Although many of you are fortunate to have access to some of the commercial cheminformatic tools or scientific databases, I judge that most spend at least some of your time sourcing information or data via the Web, likely every day. If you want to order a chemical, vendor catalogs are either online or indexed via one of the many free vendor collection services. The vast majority of commercial drugs are represented on Wikipedia (as well as most of the drugs in clinical trials). As a medicinal chemist, if you are looking for physicochemical properties for drugs, you can either find the experimental or predicted data online or submit your own structure in the conceptual design phase and predict them on the fly. There are so many chemistry data collections online now it’s hard to know where to start. However, a search for a chemical name via a search engine will generally lead you to an answer, commonly on one of the big public databases such as PubChem, ChemSpider, ChEMBL, or one of the other aggregators. If you want to perform a structure search, that’s also feasible online as the vast majority of databases tend to include IUPAC International Chemical Identifiers (InChI).

Truth-seekers appropriately urge caution when using the Internet as a quality data source. Of course, the same challenges persist even in peer-reviewed science. Data reproducibility is increasingly being questioned despite an increasing number of efforts and initiatives in this area.

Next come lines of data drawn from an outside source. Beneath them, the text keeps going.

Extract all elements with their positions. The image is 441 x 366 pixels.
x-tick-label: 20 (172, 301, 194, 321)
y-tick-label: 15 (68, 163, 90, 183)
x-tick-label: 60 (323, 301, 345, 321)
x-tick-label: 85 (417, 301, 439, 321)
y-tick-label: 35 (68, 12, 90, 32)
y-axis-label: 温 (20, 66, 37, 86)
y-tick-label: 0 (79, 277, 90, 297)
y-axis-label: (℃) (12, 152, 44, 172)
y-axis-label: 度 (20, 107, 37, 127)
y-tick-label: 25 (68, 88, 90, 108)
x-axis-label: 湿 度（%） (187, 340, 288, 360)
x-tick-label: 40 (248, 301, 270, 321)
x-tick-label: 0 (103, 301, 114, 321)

The Internet has become the voice of engagement to debate questionable science. Blogs allow for scientists to discuss data falsification and repeat and report on suspicious work. An example is the “Oxidation by Sodium Hydride” work that was reviewed via live blogging. Many online journals allow for open commenting on articles but this is, by far, not the norm (see page 32). So for now, blogs offer critical review superior to that available via the limited peer-review process. This will change as publishers move to a purely open peer review-based system which will be driven by peer-pressure, pun intended. Derek Lowe, the preeminent medical chemistry blogger, writes more about blogs later in this issue (see page 30).

Whatever is feasible nowadays, as enabling as it may be, will likely be dwarfed by what the future holds. The continuing drive toward openness in publishing, open release of data, and the publication of software as open source code is likely to facilitate a revolution in in silico discovery. Data associated with scientific articles must become available in more consumable formats so that they can be reprocessed, databased, and integrated in the era of linked open data and the development of the semantic Web.

This issue of C&EN may expose you to areas of activity regarding chemistry and the Internet you are unaware of. It will also only scratch the surface of what is out there waiting to be discovered as Web content continues to expand. I hope you enjoy the review of the path traveled so far. The future ahead is exciting to consider and I, for one, will remain both an avid contributor and consumer of what’s available.

Views expressed on this page are those of the author and not necessarily those of ACS.